Hija de la gran puta


    Me cuenta el dueño de una librería-café recién estrenada en la ciudad un asunto que termina por ponerme los pelos de punta.
    A veces cuanto imaginamos se ubica sobre la línea de flotación de eso que llamamos realidad. Yo, que ando por la vida buscándoles cinco patas a los gatos, sé bien de lo que hablo, por lo que te juro que si poseo algo para rato es mi capacidad de asombro. Andar buscándole la quinta pata al gato supone cuando menos darse de bruces con lo extraño, con lo agarrado por los pelos, con lo jodidamente increíble, y no siempre para bien.
    En una ciudad donde no sobran las propuestas a la hora del hecho literario, de la plástica o de la música, mi amigo invirtió dinero, energías y tiempo en una librería distinta. Mi amigo se atrevió con un café-librería que es también un sueño a base de deseo porque otras cosas pasen, relativas a la creación, a la poesía, al arte por donde metas el ojo, en fin.

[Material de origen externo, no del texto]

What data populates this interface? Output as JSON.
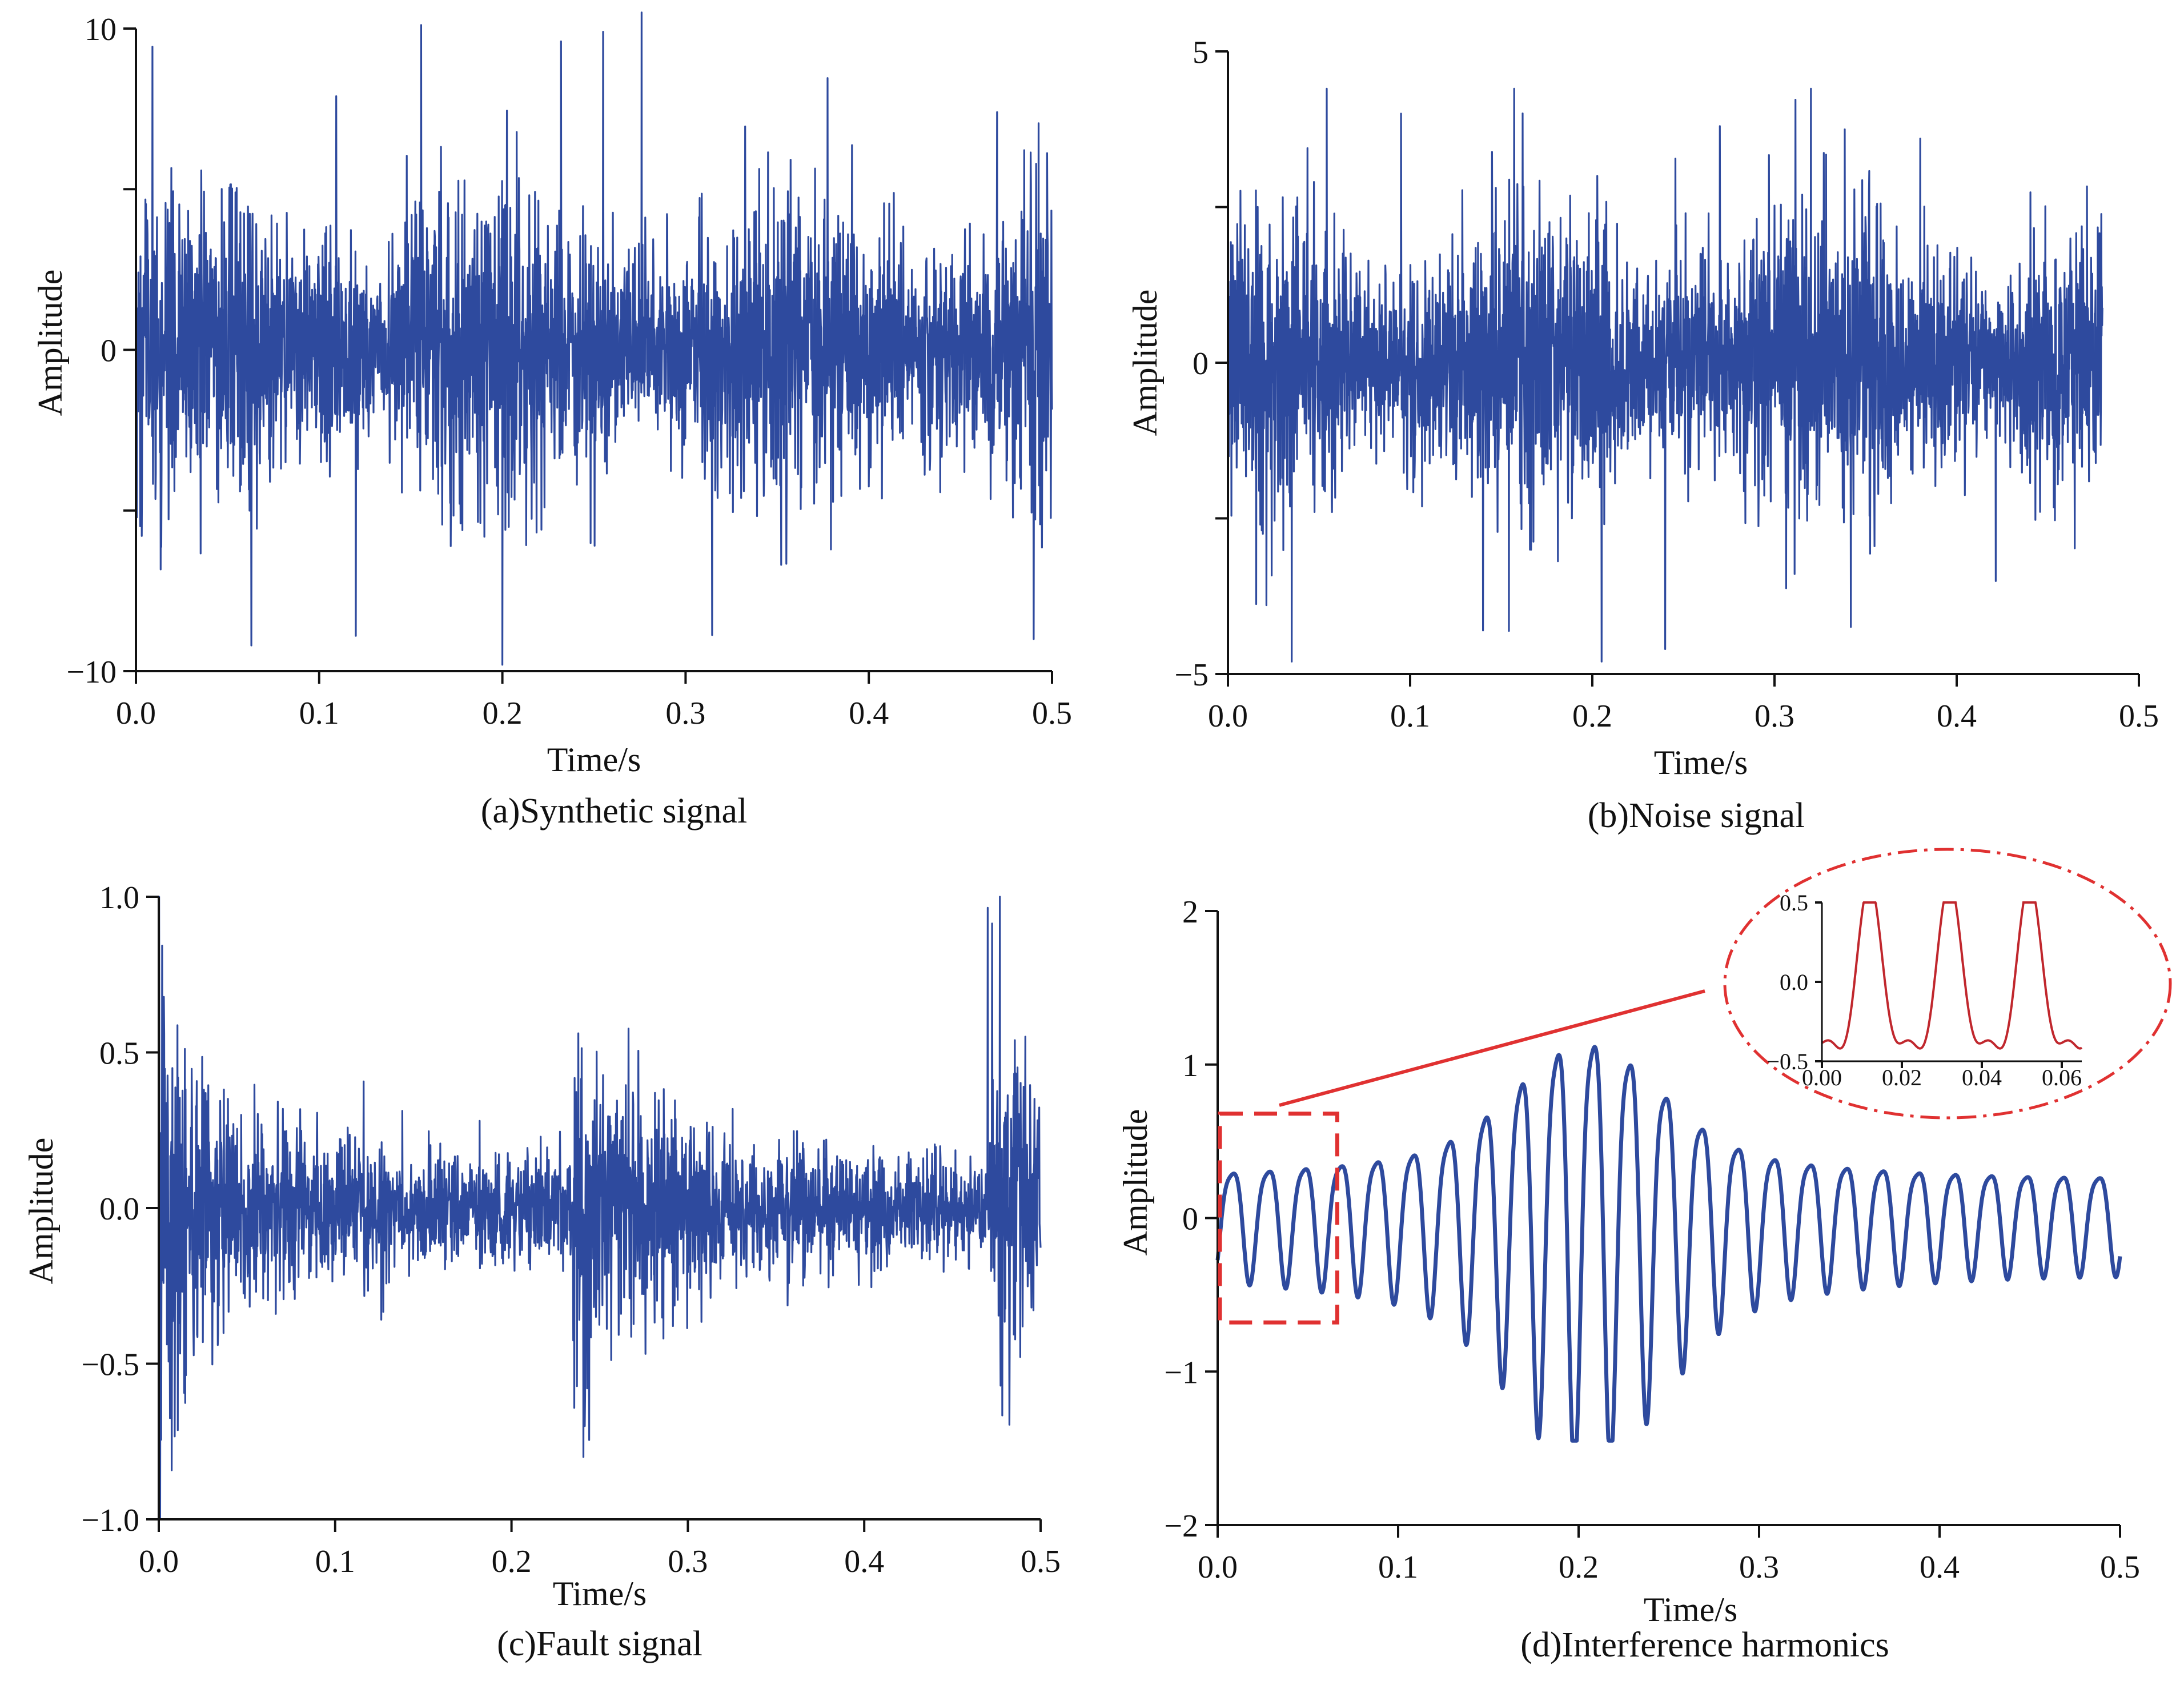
{
  "colors": {
    "series": "#2e4a9e",
    "inset_series": "#c0272d",
    "highlight": "#e03131",
    "axis": "#111111"
  },
  "chart_data": [
    {
      "type": "line",
      "caption": "(a)Synthetic signal",
      "xlabel": "Time/s",
      "ylabel": "Amplitude",
      "xlim": [
        0,
        0.5
      ],
      "ylim": [
        -10,
        10
      ],
      "x_ticks": [
        0.0,
        0.1,
        0.2,
        0.3,
        0.4,
        0.5
      ],
      "x_tick_labels": [
        "0.0",
        "0.1",
        "0.2",
        "0.3",
        "0.4",
        "0.5"
      ],
      "y_ticks": [
        10,
        5,
        0,
        -5,
        -10
      ],
      "y_tick_labels": [
        "10",
        "",
        "0",
        "",
        "−10"
      ],
      "x_end": 0.5,
      "series": [
        {
          "kind": "noise",
          "x_range": [
            0,
            0.5
          ],
          "envelope": 4.2,
          "max": 10.5,
          "min": -9.8,
          "peaks": [
            [
              0.276,
              10.5
            ],
            [
              0.255,
              9.9
            ],
            [
              0.232,
              9.6
            ],
            [
              0.2,
              -9.8
            ],
            [
              0.063,
              -9.2
            ],
            [
              0.12,
              -8.9
            ],
            [
              0.49,
              -9.0
            ],
            [
              0.47,
              7.4
            ]
          ]
        }
      ]
    },
    {
      "type": "line",
      "caption": "(b)Noise signal",
      "xlabel": "Time/s",
      "ylabel": "Amplitude",
      "xlim": [
        0,
        0.5
      ],
      "ylim": [
        -5,
        5
      ],
      "x_ticks": [
        0.0,
        0.1,
        0.2,
        0.3,
        0.4,
        0.5
      ],
      "x_tick_labels": [
        "0.0",
        "0.1",
        "0.2",
        "0.3",
        "0.4",
        "0.5"
      ],
      "y_ticks": [
        5,
        2.5,
        0,
        -2.5,
        -5
      ],
      "y_tick_labels": [
        "5",
        "",
        "0",
        "",
        "−5"
      ],
      "x_end": 0.48,
      "series": [
        {
          "kind": "noise",
          "x_range": [
            0,
            0.48
          ],
          "envelope": 2.1,
          "max": 4.4,
          "min": -4.8,
          "peaks": [
            [
              0.32,
              4.4
            ],
            [
              0.095,
              4.0
            ],
            [
              0.27,
              3.8
            ],
            [
              0.035,
              -4.8
            ],
            [
              0.24,
              -4.6
            ],
            [
              0.14,
              -4.3
            ],
            [
              0.38,
              3.6
            ]
          ]
        }
      ]
    },
    {
      "type": "line",
      "caption": "(c)Fault signal",
      "xlabel": "Time/s",
      "ylabel": "Amplitude",
      "xlim": [
        0,
        0.5
      ],
      "ylim": [
        -1.0,
        1.0
      ],
      "x_ticks": [
        0.0,
        0.1,
        0.2,
        0.3,
        0.4,
        0.5
      ],
      "x_tick_labels": [
        "0.0",
        "0.1",
        "0.2",
        "0.3",
        "0.4",
        "0.5"
      ],
      "y_ticks": [
        1.0,
        0.5,
        0.0,
        -0.5,
        -1.0
      ],
      "y_tick_labels": [
        "1.0",
        "0.5",
        "0.0",
        "−0.5",
        "−1.0"
      ],
      "x_end": 0.5,
      "series": [
        {
          "kind": "impulse",
          "x_range": [
            0,
            0.5
          ],
          "period": 0.235,
          "envelope": 0.55,
          "max": 1.0,
          "min": -1.0
        }
      ]
    },
    {
      "type": "line",
      "caption": "(d)Interference harmonics",
      "xlabel": "Time/s",
      "ylabel": "Amplitude",
      "xlim": [
        0,
        0.5
      ],
      "ylim": [
        -2,
        2
      ],
      "x_ticks": [
        0.0,
        0.1,
        0.2,
        0.3,
        0.4,
        0.5
      ],
      "x_tick_labels": [
        "0.0",
        "0.1",
        "0.2",
        "0.3",
        "0.4",
        "0.5"
      ],
      "y_ticks": [
        2,
        1,
        0,
        -1,
        -2
      ],
      "y_tick_labels": [
        "2",
        "1",
        "0",
        "−1",
        "−2"
      ],
      "x_end": 0.5,
      "series": [
        {
          "kind": "harmonic",
          "x_range": [
            0,
            0.5
          ],
          "frequency": 50,
          "peak_times": [
            0.2
          ],
          "amplitude_range": [
            0.4,
            1.45
          ]
        }
      ],
      "highlight_box": {
        "x": [
          0.0,
          0.065
        ],
        "y": [
          -0.68,
          0.68
        ]
      },
      "inset": {
        "xlim": [
          0,
          0.065
        ],
        "ylim": [
          -0.5,
          0.5
        ],
        "x_ticks": [
          0.0,
          0.02,
          0.04,
          0.06
        ],
        "x_tick_labels": [
          "0.00",
          "0.02",
          "0.04",
          "0.06"
        ],
        "y_ticks": [
          0.5,
          0.0,
          -0.5
        ],
        "y_tick_labels": [
          "0.5",
          "0.0",
          "−0.5"
        ]
      }
    }
  ]
}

    Su idea cuajó en un espacio magnífico para el encuentro, el abrazo, la conversa, donde es posible tomarte un café o empinarte una copa mientras hojeas algún libro y al fondo suena el último disco de tu banda preferida -el libro lo compras o no, te lo llevas o no, pero siempre queda la posibilidad de echarle un buen vistazo, incluso de leerlo ahí mismo si te sobran tiempo y ganas-. Lo cierto es que mi amigo apostó fuerte: lo menos fácil si se trata de ganarse unos centavos, cuestión de vida o muerte si pretendes labrarte el pan de cada día. Pero hubo fortuna, o buena suerte o qué sé yo. Su idea cuajó, como lo dije arriba, de modo que las cosas marcharon rumbo a horizontes más abiertos, cálidos, prometedores.
    Hasta que ocurrió lo que colinda con el disparate. Pasó lo que  tiene que pasar si el realismo mágico comienza a chorrear por los poros de lo cotidiano. Tenían razón García Márquez, Carpentier o Úslar Pietri: aquí no hay que inventar el universo patas arriba porque éste se construye a sí mismo, brota en los árboles, sucede desde la normalidad monda y lironda. Ocurre que un buen día la librería fue denunciada a las autoridades por un vecino purista, uno de esos individuos salidos de un cuento sombrío, gótico por todos los costados, para quien una metáfora, un párrafo connotativo o un sencillo verso libre son el enemigo, el infierno, sinónimos de perdición.
    La librería fue señalada, acosada y por último multada, porque en ella se leyó una noche poesía. Sí, cáete de la silla, levántate, sacúdete el polvo y créetelo. Ahí se leyó poesía, se celebraron cánticos en honor a Neruda, a Machado, a Szymborska, a Montejo: alguien tomó la palabra, dejó en el aire su pulsión erótica, o su nostalgia por otros momentos y otras tierras, y así. Entonces el cancerbero de la libertad, la inquisición estúpida que respira en pleno siglo XXI  levantó sus orejas y apuntó, tirando del gatillo.
    Que un lugar donde reinan la literatura, la música, la charla y las ideas termine nada menos que con una multa elevadísima por la razón de que micrófono en mano se lanzaron poemas al viento, porque la poesía erótica dijo presente, porque las palabras culo o semen o tetas atravesaron el aire sin alcabalas de por medio, es cuando menos una aberración. La realidad saltándose a la torera los más elementales gestos en favor del espíritu libre, de la civilización. Un mundo a contrapelo de la humanidad, que es, dime tú si no, por supuesto y sobre todo arte, belleza, experimentación, apuesta por lo que en verdad vale la pena y ruptura constante. Eso: ruptura a cada instante. Pero otra vez alzó cabeza la policía del pensamiento, a la vuelta de la esquina, haciendo de las suyas. Otra vez y aquí no ha pasado nada. Hija de la gran puta.